Perspektywa dopuszczenia chlorowanych kurczaków na unijny rynek wzbudziła opór przede wszystkim komisarz ds. zdrowia Andrulli Wasiliu, która tłumaczyła, że "bez względu, na to, którego partnera handlowego sprawa dotyczy, nie można pozwolić na zaciągnięcie takiego międzynarodowego zobowiązania, które będzie podważać zasady bezpieczeństwa żywności i zdrowia konsumentów europejskich". Zaznaczała, że "użycie substancji bakteriobójczych jedynie ogranicza ilość bakterii i nie zastępuje dobrych praktyk związanych z higieną jako głównego wymogu stosowanego na równi w stosunku do krajów trzecich, jak i wewnątrz Unii, i obejmującego wszystkie etapy od stada do przetwarzania tusz drobiowych".

UE wyraziła rozczarowanie piątkową decyzją USA, przy czym unijny rzecznik Peter Bower podkreślił: "Bądźmy precyzyjni: nie ma zakazu drobiu z USA. Stosujemy nasze regulacje zarówno na rynku krajowym, jak i w odniesieniu do towarów importowanych".

Oddanie sprawy importu odkażanych chlorem kurczaków do WTO nastąpiło w dzień po eskalacji 13-letniego amerykańsko-unijnego sporu o wołowinę. W czwartek Stany Zjednoczone trzykrotnie podniosły cła wwozowe na ser pleśniowy roquefort. Doszło do tego w rewanżu za unijny zakaz importu amerykańskiego mięsa wołowego w związku z stosowaniem w USA pasz zawierających hormony.
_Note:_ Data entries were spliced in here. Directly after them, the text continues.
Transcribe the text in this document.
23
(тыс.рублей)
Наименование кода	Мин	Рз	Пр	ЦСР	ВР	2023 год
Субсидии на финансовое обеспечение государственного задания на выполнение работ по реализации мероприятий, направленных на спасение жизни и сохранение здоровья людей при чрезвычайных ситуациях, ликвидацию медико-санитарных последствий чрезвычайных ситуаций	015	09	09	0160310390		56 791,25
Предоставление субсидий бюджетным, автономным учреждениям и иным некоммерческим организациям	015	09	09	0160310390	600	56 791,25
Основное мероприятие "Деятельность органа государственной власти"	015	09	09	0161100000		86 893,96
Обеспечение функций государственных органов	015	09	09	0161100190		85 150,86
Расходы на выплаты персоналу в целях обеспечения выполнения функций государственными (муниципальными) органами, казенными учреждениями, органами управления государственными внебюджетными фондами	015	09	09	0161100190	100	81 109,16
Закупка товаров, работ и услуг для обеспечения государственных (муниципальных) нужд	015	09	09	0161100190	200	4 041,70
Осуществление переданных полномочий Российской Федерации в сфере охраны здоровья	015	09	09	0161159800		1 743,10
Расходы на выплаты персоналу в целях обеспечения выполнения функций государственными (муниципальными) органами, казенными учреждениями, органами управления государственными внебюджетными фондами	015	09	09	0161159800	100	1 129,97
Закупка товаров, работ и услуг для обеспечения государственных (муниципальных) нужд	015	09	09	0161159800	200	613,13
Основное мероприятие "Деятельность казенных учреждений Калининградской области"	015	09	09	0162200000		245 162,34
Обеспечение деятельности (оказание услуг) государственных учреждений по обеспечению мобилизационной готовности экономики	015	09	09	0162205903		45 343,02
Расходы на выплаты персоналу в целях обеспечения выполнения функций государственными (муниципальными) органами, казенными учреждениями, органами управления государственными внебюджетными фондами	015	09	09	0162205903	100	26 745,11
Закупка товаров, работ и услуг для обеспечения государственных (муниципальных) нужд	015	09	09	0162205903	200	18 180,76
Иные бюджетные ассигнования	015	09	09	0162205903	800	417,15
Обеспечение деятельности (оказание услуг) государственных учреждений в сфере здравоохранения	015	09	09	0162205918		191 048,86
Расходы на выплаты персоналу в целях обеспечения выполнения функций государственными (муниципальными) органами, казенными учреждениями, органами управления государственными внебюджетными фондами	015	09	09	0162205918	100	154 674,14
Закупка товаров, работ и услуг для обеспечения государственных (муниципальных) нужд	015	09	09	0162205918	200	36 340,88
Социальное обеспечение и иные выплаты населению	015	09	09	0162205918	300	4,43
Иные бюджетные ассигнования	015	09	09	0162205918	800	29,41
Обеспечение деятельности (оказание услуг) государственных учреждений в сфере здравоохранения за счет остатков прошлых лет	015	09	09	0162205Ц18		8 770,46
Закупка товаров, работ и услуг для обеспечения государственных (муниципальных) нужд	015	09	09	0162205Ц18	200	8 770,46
W odpowiedzi na sankcje amerykańskie UE zagroziła złożeniem skargi do WTO.

WTO potwierdziła, że wpłynęła do niej skarga Waszyngtonu, zapoczątkowująca 60-dniowy okres konsultacji między krajami.

Odchodząca administracja prezydenta George'a W. Busha umieściła sprawę zakazu importu mytego chlorem mięsa drobiowego na czele listy spraw handlowych do uregulowania z UE w ramach rozpoczętych w 2007 roku dyskusji tzw. Transatlantyckiej Rady Gospodarczej.

W najbliższy wtorek urząd prezydenta USA obejmie Barack Obama. Unijna komisarz ds. handlu Catherine Ashton powiedziała: "Czekamy na współpracę z nową administracją, aby zająć się sprawą" sporu o import kurczaków.